A quick up date of what I have been up to over the past few months as Catchment Partnership host for the Old Bedford including Middle Level :
Producing a Guide to achieving Good Ecological Potential: Good Ecological Potential (GEP) is a Water Framework term and refers to the best ecological condition an artificial (or heavily modified) water body can achieve without compromising the function of the water body. The Guide sets out to describe the concept of GEP, explain the terminology surrounding it and give examples of drain modifications which would lead to good GEP being achieved. A working party of EA and IDB members have been working on the Guide and recently I was asked to support its completion which I was keen to do as it will have real benefits for the management of our catchment water bodies. A consultant (Roger Mitchell) has been busy finalising the text and we have recently had a workshop to consult on the draft version. The guide will be published and available on the ADA website March this year and is funded by the EA.

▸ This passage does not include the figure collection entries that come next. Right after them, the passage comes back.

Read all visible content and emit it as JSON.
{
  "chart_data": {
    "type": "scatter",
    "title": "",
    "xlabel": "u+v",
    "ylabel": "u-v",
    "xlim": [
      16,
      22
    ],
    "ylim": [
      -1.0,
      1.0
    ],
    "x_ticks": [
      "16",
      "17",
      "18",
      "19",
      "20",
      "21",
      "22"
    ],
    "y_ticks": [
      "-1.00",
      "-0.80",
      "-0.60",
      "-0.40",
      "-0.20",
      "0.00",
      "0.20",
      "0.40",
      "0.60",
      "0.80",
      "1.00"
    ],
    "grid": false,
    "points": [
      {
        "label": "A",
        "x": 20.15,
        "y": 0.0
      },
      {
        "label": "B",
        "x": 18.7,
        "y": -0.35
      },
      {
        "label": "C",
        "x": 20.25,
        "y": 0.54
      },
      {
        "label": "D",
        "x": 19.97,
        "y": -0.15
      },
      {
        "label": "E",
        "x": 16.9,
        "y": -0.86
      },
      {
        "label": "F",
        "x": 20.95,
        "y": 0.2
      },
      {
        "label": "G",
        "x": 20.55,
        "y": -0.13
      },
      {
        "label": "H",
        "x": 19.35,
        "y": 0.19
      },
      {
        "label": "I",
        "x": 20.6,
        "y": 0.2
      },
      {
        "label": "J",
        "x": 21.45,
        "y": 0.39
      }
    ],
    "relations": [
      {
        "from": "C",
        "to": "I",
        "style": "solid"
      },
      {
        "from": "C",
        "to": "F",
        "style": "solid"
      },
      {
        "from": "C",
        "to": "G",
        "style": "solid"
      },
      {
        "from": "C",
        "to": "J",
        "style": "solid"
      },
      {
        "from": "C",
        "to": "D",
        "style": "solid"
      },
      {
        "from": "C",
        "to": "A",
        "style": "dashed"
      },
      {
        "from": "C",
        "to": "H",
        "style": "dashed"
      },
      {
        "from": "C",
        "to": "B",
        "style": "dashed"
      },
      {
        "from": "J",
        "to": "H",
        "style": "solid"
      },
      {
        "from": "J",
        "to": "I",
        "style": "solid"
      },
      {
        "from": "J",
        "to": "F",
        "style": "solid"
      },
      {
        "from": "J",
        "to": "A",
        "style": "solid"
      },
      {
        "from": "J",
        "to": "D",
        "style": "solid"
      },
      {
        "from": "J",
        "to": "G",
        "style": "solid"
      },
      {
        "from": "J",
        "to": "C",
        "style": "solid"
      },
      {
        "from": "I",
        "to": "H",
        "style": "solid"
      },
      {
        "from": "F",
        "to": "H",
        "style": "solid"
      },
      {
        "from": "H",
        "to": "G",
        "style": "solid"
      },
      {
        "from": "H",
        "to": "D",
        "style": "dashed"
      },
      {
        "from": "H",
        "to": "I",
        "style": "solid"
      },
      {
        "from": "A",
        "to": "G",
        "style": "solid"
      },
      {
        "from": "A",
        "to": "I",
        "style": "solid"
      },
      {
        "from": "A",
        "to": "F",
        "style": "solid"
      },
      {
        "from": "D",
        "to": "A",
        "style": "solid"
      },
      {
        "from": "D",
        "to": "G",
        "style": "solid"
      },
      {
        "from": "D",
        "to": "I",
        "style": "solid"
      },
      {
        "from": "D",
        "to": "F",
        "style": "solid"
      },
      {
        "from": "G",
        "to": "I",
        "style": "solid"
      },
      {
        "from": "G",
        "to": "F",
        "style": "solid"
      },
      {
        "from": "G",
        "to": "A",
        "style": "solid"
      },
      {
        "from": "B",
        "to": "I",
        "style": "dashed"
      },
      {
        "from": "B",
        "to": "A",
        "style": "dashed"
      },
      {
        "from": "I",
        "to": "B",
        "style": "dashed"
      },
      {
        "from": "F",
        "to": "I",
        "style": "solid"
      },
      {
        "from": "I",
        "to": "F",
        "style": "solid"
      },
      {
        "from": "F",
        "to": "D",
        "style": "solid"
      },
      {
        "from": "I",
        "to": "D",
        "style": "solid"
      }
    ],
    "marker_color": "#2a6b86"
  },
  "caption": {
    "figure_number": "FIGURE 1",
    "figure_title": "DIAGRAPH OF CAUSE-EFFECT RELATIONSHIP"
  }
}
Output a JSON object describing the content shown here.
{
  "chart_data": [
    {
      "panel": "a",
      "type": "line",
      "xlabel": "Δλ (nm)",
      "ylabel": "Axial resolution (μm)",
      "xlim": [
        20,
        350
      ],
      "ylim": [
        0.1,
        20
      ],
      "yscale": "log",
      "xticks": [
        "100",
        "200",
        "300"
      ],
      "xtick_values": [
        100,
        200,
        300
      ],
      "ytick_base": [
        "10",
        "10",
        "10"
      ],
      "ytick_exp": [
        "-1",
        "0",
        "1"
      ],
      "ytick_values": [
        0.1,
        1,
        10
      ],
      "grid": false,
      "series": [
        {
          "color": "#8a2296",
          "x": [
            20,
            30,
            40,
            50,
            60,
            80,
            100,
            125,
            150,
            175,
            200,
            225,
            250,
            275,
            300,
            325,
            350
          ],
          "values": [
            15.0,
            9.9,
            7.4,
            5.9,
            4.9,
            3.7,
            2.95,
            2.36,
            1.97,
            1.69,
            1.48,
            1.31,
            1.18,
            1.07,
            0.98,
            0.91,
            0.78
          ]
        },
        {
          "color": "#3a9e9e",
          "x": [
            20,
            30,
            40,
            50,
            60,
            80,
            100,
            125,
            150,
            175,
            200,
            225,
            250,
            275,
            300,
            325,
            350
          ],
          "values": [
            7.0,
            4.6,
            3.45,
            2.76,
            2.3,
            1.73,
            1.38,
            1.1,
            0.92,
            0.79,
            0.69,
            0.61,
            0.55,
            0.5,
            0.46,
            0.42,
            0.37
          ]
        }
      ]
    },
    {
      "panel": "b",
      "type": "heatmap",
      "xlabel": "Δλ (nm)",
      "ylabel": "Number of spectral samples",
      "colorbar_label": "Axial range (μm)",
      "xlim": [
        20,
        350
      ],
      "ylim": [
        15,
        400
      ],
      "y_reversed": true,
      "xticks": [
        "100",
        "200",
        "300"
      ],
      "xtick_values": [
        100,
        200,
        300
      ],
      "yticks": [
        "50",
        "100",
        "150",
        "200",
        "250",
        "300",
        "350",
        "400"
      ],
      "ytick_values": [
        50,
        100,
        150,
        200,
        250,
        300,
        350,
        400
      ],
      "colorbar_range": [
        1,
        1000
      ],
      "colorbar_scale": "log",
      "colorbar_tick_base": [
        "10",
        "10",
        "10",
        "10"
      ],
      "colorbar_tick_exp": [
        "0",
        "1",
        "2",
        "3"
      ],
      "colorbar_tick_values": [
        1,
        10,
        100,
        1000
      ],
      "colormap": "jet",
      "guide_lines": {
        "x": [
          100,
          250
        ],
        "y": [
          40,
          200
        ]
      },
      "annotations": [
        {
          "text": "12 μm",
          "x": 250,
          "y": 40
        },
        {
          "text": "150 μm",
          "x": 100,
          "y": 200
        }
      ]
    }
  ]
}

Catchment Sensitive Farming events: I met with Andrew Downs; our Catchment Sensitive farming Advisor in December to learn more about agricultural diffuse pollution – in particular soil/fertiliser run off. As a result of this we are hosting an event for farmers on 8 March at Flegcroft Farm (near Whittlesey) with speakers on soil erosion, tyre pressures and worms(!), lunch and a farm walk to look at his no till seed drill which helps to reduce soil run off. The partnership is funding the lunch for this event and all Partners are welcome to attend. We are also working on a pond dipping event near Pidley for April. Will keep you updated.
Bury Brook walk over: Helen (our newly married catchment coordinator, now Mrs Chapman) , myself and an EA geomorphologist did a walk over of Bury Brook last October there is a blog post of this here. Helen will update us with the EA response to this walkover at our next meeting.
Water quality issues in the catchment: I met (with Helen) and the EA water quality planner at Brampton to look at how the Partnership could support the EA in making decisions about water quality issues. This was a very useful session and the offer of help/support is there if any partner wants to take up some sampling. I also attended a Fresh Water Habitats Trust workshop on volunteer water sampling where they had some simple but reliable testing kits for nitrogen and phosphate which I am considering getting hold of for all partners to try out if they want to. We could try a “snapshot” of the catchment in a particular month, just a thought.
The test kits are just little tubes which you mix the river water into. This photo shows phosphate levels with darker meaning higher levels.
The partnership has also given a phosphate reader to the Great Fen to assist in monitoring P levels at this important site.
Giving Nature an Edge: Is an HLF project bid Cambridgeshire ACRE is putting together to follow on from the Ouse Washes Landscape Partnership. Its focus is on restoring and raising awareness of the natural heritage of the Cambridgeshire and Norfolk Fens. It will enable communities to work with local organisations to strengthening ecological networks to help reverse the decline in wildlife and habitats. Many partners are already involved in the bids development. Let me know if you want any more information.
- We need a new Catchment Action Plan to identify our priority issues and then decide what we are going to do about them. I have started work on this and met with other catchment hosts plus the Rivers Trust recently for guidance. I will need some help for the partnership in developing something meaningful which we can deliver and will talk about this at the next meeting
- Other events I have attended: Sustainable Urban drainage workshop run by Anglian water, Fens for the Future conference on Natural Capital; Middle Level Biodiversity meeting.
I hope some of this has been of interest, Rachael.